TOKYO: Oil prices stood steady near their highest level in about eight months on Wednesday, helped by industry data showing a larger-than-expected drawdown in U.S. crude inventories and by worries about attacks on Nigeria’s oil industry.
London Brent crude for August delivery was unchanged at $51.44 a barrel by 0151 GMT, after settling up 89 cents on Tuesday. It earlier touched $51.55, the highest since Oct. 12.
NYMEX crude for July delivery was up 4 cents at $50.40 a barrel, after closing up 67 cents on Tuesday to settle above $50 for the first time since last July.
U.S. commercial crude inventories fell by 3.6 million barrels last week, data from industry group American Petroleum Institute showed on Tuesday after the market settlement, compared with expectations for a 2.7 million barrel draw according to a revised Reuters poll. [API/S] [EIA/S]
The U.S. Energy Information Administration (EIA) will issue official inventory numbers at 1430 GMT on Wednesday.

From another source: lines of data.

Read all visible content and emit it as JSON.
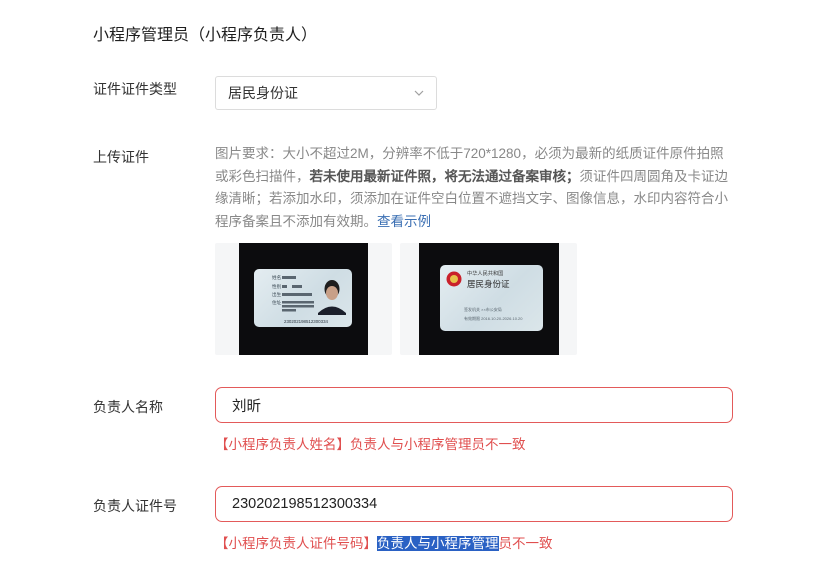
{
  "section": {
    "title": "小程序管理员（小程序负责人）"
  },
  "cert_type": {
    "label": "证件证件类型",
    "value": "居民身份证"
  },
  "upload": {
    "label": "上传证件",
    "req_part1": "图片要求：大小不超过2M，分辨率不低于720*1280，必须为最新的纸质证件原件拍照或彩色扫描件，",
    "req_bold": "若未使用最新证件照，将无法通过备案审核；",
    "req_part2": "须证件四周圆角及卡证边缘清晰；若添加水印，须添加在证件空白位置不遮挡文字、图像信息，水印内容符合小程序备案且不添加有效期。",
    "req_link": "查看示例",
    "front_card": {
      "name_lines": [
        "姓名",
        "性别",
        "出生",
        "住址"
      ],
      "id_number": "230202198512300334"
    },
    "back_card": {
      "country": "中华人民共和国",
      "title": "居民身份证",
      "authority_line": "签发机关  ××市公安局",
      "validity_line": "有效期限  2016.10.20-2026.10.20"
    }
  },
  "person_name": {
    "label": "负责人名称",
    "value": "刘昕",
    "error": "【小程序负责人姓名】负责人与小程序管理员不一致"
  },
  "person_id": {
    "label": "负责人证件号",
    "value": "230202198512300334",
    "error_prefix": "【小程序负责人证件号码】",
    "error_selected": "负责人与小程序管理",
    "error_suffix": "员不一致"
  },
  "colors": {
    "error": "#e04f4f",
    "error_border": "#e35a5a",
    "link": "#3b6fb3",
    "selection": "#2a61c4"
  }
}
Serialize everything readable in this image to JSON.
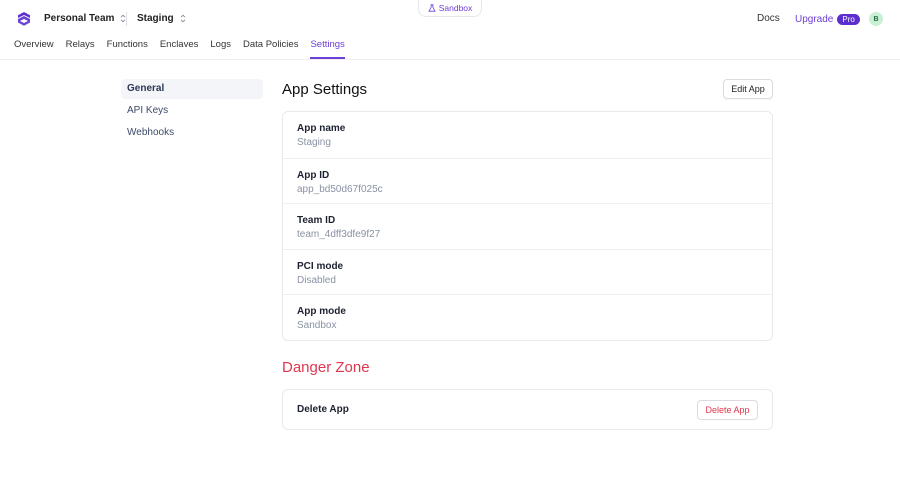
{
  "header": {
    "team_name": "Personal Team",
    "app_name": "Staging",
    "environment_badge": "Sandbox",
    "docs_link": "Docs",
    "upgrade_link": "Upgrade",
    "plan_badge": "Pro",
    "avatar_initial": "B",
    "brand_color": "#6d3fd6"
  },
  "nav": {
    "tabs": [
      {
        "label": "Overview"
      },
      {
        "label": "Relays"
      },
      {
        "label": "Functions"
      },
      {
        "label": "Enclaves"
      },
      {
        "label": "Logs"
      },
      {
        "label": "Data Policies"
      },
      {
        "label": "Settings"
      }
    ],
    "active": "Settings"
  },
  "sidebar": {
    "items": [
      {
        "label": "General"
      },
      {
        "label": "API Keys"
      },
      {
        "label": "Webhooks"
      }
    ],
    "active": "General"
  },
  "settings": {
    "title": "App Settings",
    "edit_button": "Edit App",
    "rows": [
      {
        "label": "App name",
        "value": "Staging"
      },
      {
        "label": "App ID",
        "value": "app_bd50d67f025c"
      },
      {
        "label": "Team ID",
        "value": "team_4dff3dfe9f27"
      },
      {
        "label": "PCI mode",
        "value": "Disabled"
      },
      {
        "label": "App mode",
        "value": "Sandbox"
      }
    ]
  },
  "danger": {
    "title": "Danger Zone",
    "label": "Delete App",
    "button": "Delete App",
    "color": "#e0364f"
  }
}
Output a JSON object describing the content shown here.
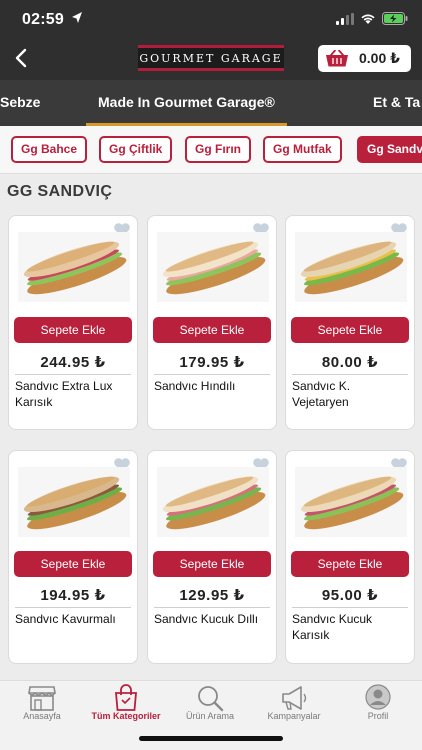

Worries about global supply disruptions also supported the market, analysts said. The southern Delta swamps in Nigeria have been hit by militant attacks on oil and gas pipelines which have brought the African nation’s oil output to a 20-year low.
Nigeria’s government said it would scale down a military campaign and talk to the militant group.
Takayuki Nogami, senior economist at Japan Oil, Gas and Metals National Corp (JOGMEC), said the start of summer gasoline season, supply disruptions in Nigeria and Canada and talk of a possible delay in the timing of U.S. rate hike have combined to push up the market.
“The Nigerian militants have pledged to continue attacks until production becomes zero, so there are worries over a further slump in output,” he said.
The EIA on Tuesday raised its 2016 U.S. oil demand growth forecast, saying demand will grow by 220,000 bpd from 140,000 bpd previously.
But concerns about global demand weighed on prices. The World Bank slashed its 2016 global growth forecast on Wednesday to 2.4 percent from the 2.9 percent estimated in January due to stubbornly low commodity prices, sluggish demand in advanced economies, weak trade and diminishing capital flows.
Japan’s economy grew faster than initially estimated in the first quarter, data showed on Wednesday, as capital spending fell less than was first reported, but worries remain over slow consumer spending and weak exports.
The market was waiting for China trade data due later in the day.